Est-ce sa façon à lui de nous prévenir de son départ imminent : toujours est-il que la veille, vendredi dans l’après-midi, il a appelé à la rédaction de Week-End pour s’enquérir de la date à laquelle sa dernière contribution à notre publication allait être publiée. Benjamin Moutou était en effet un chroniqueur régulier de Week-End, où il faisait monte de ses connaissances en matière d’histoire.
Sa passion pour l’histoire remonte à son enfance quand, sur les genoux de sa mère, il apprenait par exemple, de bouche à oreille, les péripéties de la bataille du Grand-Port, l’unique victoire navale de Napoléon. Au nombre de sa demi-douzaine de publications, figurent entre autres « Rivière Noire – 400 ans d’histoire », ou encore « Les Chrétiens de l’île Maurice ».

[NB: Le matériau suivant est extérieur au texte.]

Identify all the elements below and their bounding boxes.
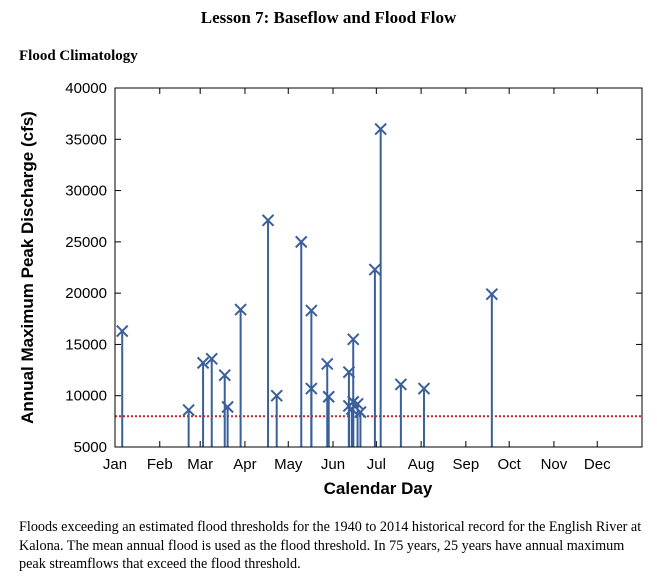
y-tick-label: 40000	[65, 80, 107, 97]
x-axis-title: Calendar Day	[324, 479, 433, 498]
y-axis-title: Annual Maximum Peak Discharge (cfs)	[18, 111, 37, 424]
data-point-marker	[270, 389, 283, 402]
data-point-marker	[417, 382, 431, 395]
data-point-marker	[196, 356, 210, 370]
data-point-marker	[305, 382, 318, 395]
x-tick-label: Jan	[103, 456, 127, 473]
x-tick-label: Mar	[187, 456, 213, 473]
y-tick-label: 25000	[65, 234, 107, 251]
data-point-marker	[116, 324, 129, 338]
x-tick-label: Apr	[233, 456, 256, 473]
data-point-marker	[485, 287, 499, 301]
y-tick-label: 5000	[74, 439, 107, 456]
plot-frame	[114, 87, 643, 448]
x-tick-label: Jun	[321, 456, 345, 473]
y-tick-label: 15000	[65, 336, 107, 353]
data-point-marker	[347, 333, 360, 346]
y-tick-label: 10000	[65, 388, 107, 405]
data-stems	[116, 122, 499, 447]
data-point-marker	[354, 405, 367, 419]
data-point-marker	[321, 357, 334, 371]
data-point-marker	[261, 214, 275, 227]
y-axis-ticks: 5000 10000 15000 20000 25000 30000 35000 40000	[65, 80, 642, 456]
x-tick-label: Sep	[453, 456, 480, 473]
data-point-marker	[374, 122, 387, 136]
x-tick-label: Aug	[408, 456, 435, 473]
x-tick-label: Dec	[584, 456, 611, 473]
y-tick-label: 20000	[65, 285, 107, 302]
x-tick-label: Jul	[367, 456, 386, 473]
data-point-marker	[218, 368, 231, 382]
data-point-marker	[234, 303, 247, 316]
lesson-title: Lesson 7: Baseflow and Flood Flow	[200, 8, 457, 27]
x-tick-label: Feb	[147, 456, 173, 473]
x-tick-label: Nov	[541, 456, 568, 473]
data-point-marker	[295, 235, 308, 249]
flood-climatology-chart: 500010000150002000025000300003500040000 …	[18, 80, 643, 498]
x-tick-label: May	[274, 456, 303, 473]
data-point-marker	[205, 352, 218, 365]
x-tick-label: Oct	[497, 456, 521, 473]
data-point-marker	[368, 263, 382, 276]
data-point-marker	[182, 403, 195, 417]
data-point-marker	[394, 378, 408, 391]
data-point-marker	[322, 390, 335, 403]
y-tick-label: 35000	[65, 131, 107, 148]
data-point-marker	[221, 400, 234, 414]
section-title: Flood Climatology	[19, 48, 138, 64]
x-axis-ticks: Jan Feb Mar Apr May Jun Jul Aug Sep Oct Nov Dec	[103, 88, 611, 473]
data-point-marker	[351, 397, 364, 411]
figure-caption: Floods exceeding an estimated flood thre…	[19, 519, 642, 572]
data-point-marker	[305, 304, 318, 317]
y-tick-label: 30000	[65, 183, 107, 200]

Benjamin Moutou a été un des commissaires de la Commission Vérité et Justice qui avait été chargée de faire la lumière sur l’histoire des descendants d’esclaves et des immigrants indiens. Il a aussi été membre fondateur de l’Union chrétienne.
Homme de conviction, au même titre que son défunt frère, Camille Moutou, il était entre autres, partisan du maintien du Best Loser System. Toutefois, il a milité pour que l’appellation « Population générale » soit plutôt remplacée par « Créole et autres chrétiens ». Week-End publie plus loin, ce dimanche, sa dernière contribution en tant qu’historien à notre journal.
A tous ceux que ce deuil afflige, particulièrement aux membres de sa famille, Week-End présente ses sincères condoléances.